Workers in Argentine soy-processing plants have gone on strike just as farmers are collecting the crop.
The job action that began Monday threatens to paralyze output from Argentina, the world’s biggest supplier of soy meal for livestock feed and soy oil used in food and biofuels.
The strike is a protest against proposed income-tax and work-rule changes included in President Javier Milei’s signature reform legislation, which lawmakers are debating. The walkout adds to woes for soy crushers such as Cargill Inc. and Glencore’s Viterra Inc., who’ve seen slow bean deliveries on the Parana River as heavy rains delayed harvesting.

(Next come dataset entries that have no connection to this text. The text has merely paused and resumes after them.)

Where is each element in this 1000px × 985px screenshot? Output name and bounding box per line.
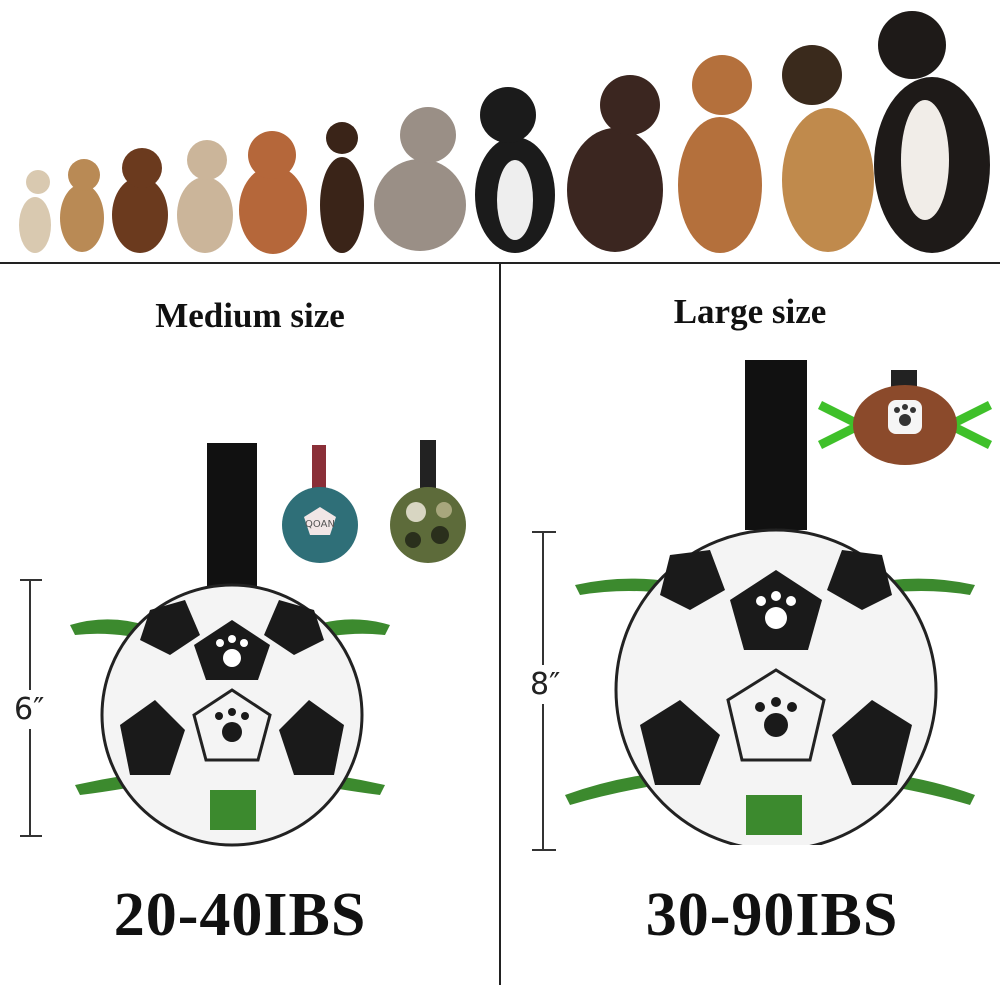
medium-weight-range: 20-40IBS	[113, 881, 367, 949]
medium-dimension-label: 6″	[14, 690, 45, 729]
dog-dachshund	[112, 148, 168, 253]
dog-pinscher	[320, 122, 364, 253]
vertical-divider	[499, 263, 501, 985]
large-size-title: Large size	[673, 292, 827, 331]
camo-variant-ball	[390, 440, 466, 563]
dog-labrador	[567, 75, 663, 252]
svg-text:QOAN: QOAN	[305, 519, 335, 530]
medium-soccer-ball	[70, 443, 390, 847]
strap	[207, 443, 257, 603]
dog-pug	[60, 159, 104, 252]
large-weight-range: 30-90IBS	[645, 881, 899, 949]
dog-bulldog	[374, 107, 466, 251]
dog-german-shepherd	[782, 45, 874, 252]
dog-spaniel	[239, 131, 307, 254]
large-dimension-label: 8″	[530, 665, 561, 704]
dog-vizsla	[678, 55, 762, 253]
dog-chihuahua	[19, 170, 51, 253]
dog-bernese	[874, 11, 990, 253]
medium-size-title: Medium size	[155, 296, 345, 335]
dog-border-collie	[475, 87, 555, 253]
large-soccer-ball	[565, 360, 975, 845]
strap	[745, 360, 807, 530]
football-variant	[817, 370, 993, 465]
teal-variant-ball: QOAN	[282, 445, 358, 563]
dog-french-bulldog	[177, 140, 233, 253]
dogs-size-banner	[19, 11, 990, 254]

SOEA, a labor group representing workers at plants in Parana port district San Lorenzo, which accounts for about 70% of Argentine soy shipments, went on strike early Monday, said union official Martin Morales. The Federation of Oilseed Industry Workers, whose members crush soy in other districts along the Parana and along the Atlantic coast, joined the strike, said spokesman Ernesto Torres.
“The labor reform included in the bill isn’t anything like a modernization; it’s a regression,” the federation said in a statement.
Most soy plants on the Parana, including those operated by Cargill, Cofco Corp., Louis Dreyfus Co., Viterra and Bunge Global SA, have closed their doors to truck deliveries, according to shipping and port agencies in Rosario.
A prolonged strike could cripple shipments of Argentine meal and soy oil. That’s what happened in December 2021, when workers stayed home and processing plunged to a two-decade low.